Por Facundo Díaz D’Alessandro – 70/30

Rosario tiene un río, un monumento, amplios espacios verdes y más de un millón de personas que la habitan y hacen que, más allá de la invariabilidad aparente de esos otros elementos (para el frenético ojo humano), todo el tiempo pasen cosas.

La ciudad es menos la estática imagen proyectada desde lo alto de las escalinatas del Parque España, aunque sea hermosa, que el compendio de sucesos de un día, o más, un instante de los mismos, aunque pueda ser apabullante, angustiante y provenga no de infinitos pero sí de innumerables puntos, barrios y calles de una periferia no olvidada pero sí secretamente tercerizada.

Consolarse con la proyección (¿o abyección?) no está mal para alguna vez, a nadie puede exigirse la constante lucidez, alcanza con raptos. Pero alguna vez hay que tenerlos. Para eso no hace falta ser genio, culto, ni académicamente consagrado. Ni siquiera artista, sino verdaderamente sensible pero para ver algo más allá de propios ombligo, círculo y aspiraciones. O al menos reconocer que son eso, de lo contrario se trataría de “caretearla”.

Entre lo que hace la gente, cada tanto vota cuando hay elecciones, lo que puede llegado el caso “cambiar las cosas”, por ejemplo el Gobierno. El pronto cambio de mando a nivel nacional fue esperado y celebrado por muchos desde “la cultura”, probablemente con razones válidas, apalacancadas en la urgencia económica.

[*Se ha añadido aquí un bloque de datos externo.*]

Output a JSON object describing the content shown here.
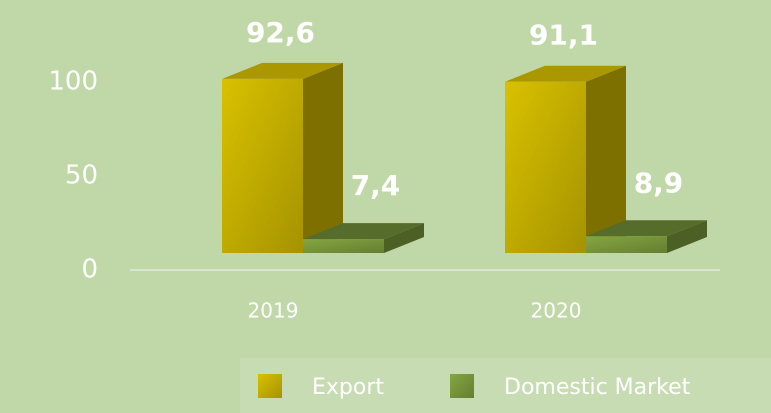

Pero este diciembre trae también modificaciones en esquemas a nivel local, con un partido, mejor dicho una estructura partidaria, que sale del poder tras varios años de ejercerlo y, naturalmente, amoldarse a ese ejercicio.

Como toda gestión democrática tiene matices y tendrá cosas destacables y otras no. Ni capacidad ni correspondencia hay en este texto para analizar eso. Tampoco repasar cual catálogo los logros o faltantes en el área cultural.

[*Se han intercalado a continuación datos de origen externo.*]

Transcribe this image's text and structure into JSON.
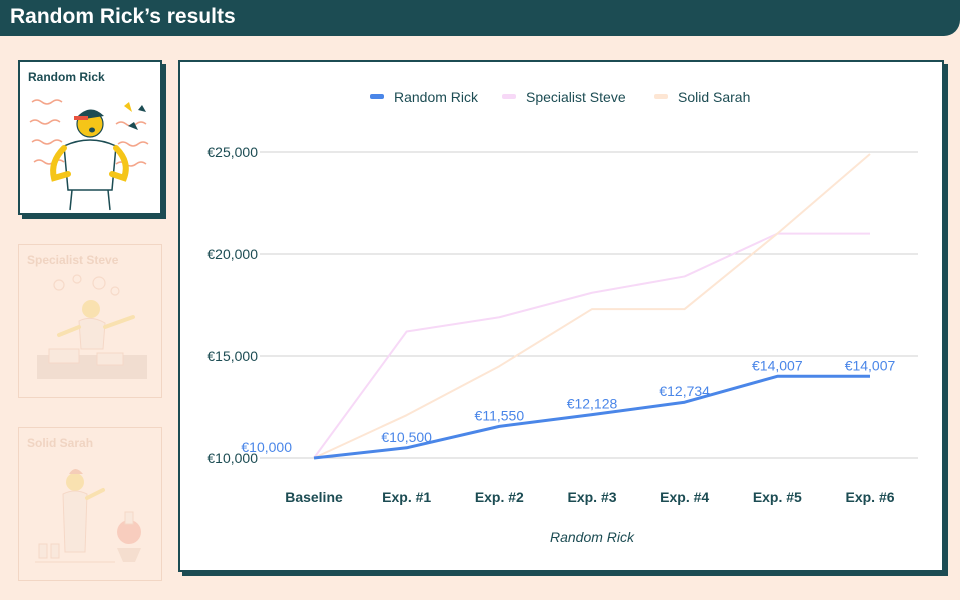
{
  "header": {
    "title": "Random Rick’s results"
  },
  "profiles": [
    {
      "name": "Random Rick",
      "state": "selected"
    },
    {
      "name": "Specialist Steve",
      "state": "inactive"
    },
    {
      "name": "Solid Sarah",
      "state": "inactive"
    }
  ],
  "chart_data": {
    "type": "line",
    "xlabel": "Random Rick",
    "categories": [
      "Baseline",
      "Exp. #1",
      "Exp. #2",
      "Exp. #3",
      "Exp. #4",
      "Exp. #5",
      "Exp. #6"
    ],
    "ylim": [
      10000,
      25000
    ],
    "y_ticks": [
      10000,
      15000,
      20000,
      25000
    ],
    "y_tick_labels": [
      "€10,000",
      "€15,000",
      "€20,000",
      "€25,000"
    ],
    "legend_position": "top",
    "grid": true,
    "series": [
      {
        "name": "Random Rick",
        "color": "#4a86e8",
        "emphasis": "active",
        "values": [
          10000,
          10500,
          11550,
          12128,
          12734,
          14007,
          14007
        ],
        "data_labels": [
          "€10,000",
          "€10,500",
          "€11,550",
          "€12,128",
          "€12,734",
          "€14,007",
          "€14,007"
        ]
      },
      {
        "name": "Specialist Steve",
        "color": "#f7d9f7",
        "emphasis": "faded",
        "values": [
          10000,
          16200,
          16900,
          18100,
          18900,
          21000,
          21000
        ]
      },
      {
        "name": "Solid Sarah",
        "color": "#fde6d4",
        "emphasis": "faded",
        "values": [
          10000,
          12100,
          14500,
          17300,
          17300,
          21000,
          24900
        ]
      }
    ]
  }
}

Simplemente se trata de dejar sentado que el debate alrededor de tópicos como ese, y más en momentos socioeconómicamente brutales, no puede pasar por chicanas cruzadas que se parecen más a una interna de la Rosario Blanca que a una reflexión profunda y sincera, que permita establecer balances y visiones a futuro, no regodearse en la propia melaza sino pensar colectivamente, urbanísticamente, de dónde venimos, qué tipo de ciudad somos y cómo pretendemos ser, aunque luego, inexorablemente, la realidad se encargue de colocarnos en lo que seamos.

Ni advertencias/ataques que señalan la “excelencia” y necesidad de “no tocar nada” respecto a la gestión cultural saliente, ni la victimización excesiva de la entrante, pueden aportar en ese sentido. Más bien lo contrario. Dejan ver la hilacha de posiciones atrincheradas. Suena, sobre todo en el primer caso (en el segundo, hablando en términos de gestión, hay que esperar para ver) a cuidar la propia huerta, en una actitud probablemente mezquina.

Rosario no es París, Barcelona ni Chicago. Y no tiene por qué querer serlo. ¿Eso quiere decir que debe arrasarse con presupuestos e instituciones que promuevan la expresión cultural ajena al foco naturalmente elitista de los medios masivos? Claro que no. ¿La existencia de esos espacios, con demasiada facilidad para volverse endogámicos, significa en sí misma una perfección que no requiera modificaciones? Menos.

La moral en estos casos no sirve para nada. La imagen que se proyecta desde los principales canales, radios y diarios de la ciudad es del centro a la periferia. Una ciudad ultra cosmopolita que mira hacia el río y su reflejo en él, pero pocas veces tierradentro (incluso de uno mismo).

Rosario tan sólo es un lugar, a la sombra de los barrios amados, y quienes la habiten y prentendan interpretarla o, menos pretencioso, escribirla, cantarla, pintarla o bailarla, no pueden hacerlo desde el periscopio del turista, o peor, desde el ojo de alguien que vive aquí y no se da cuenta.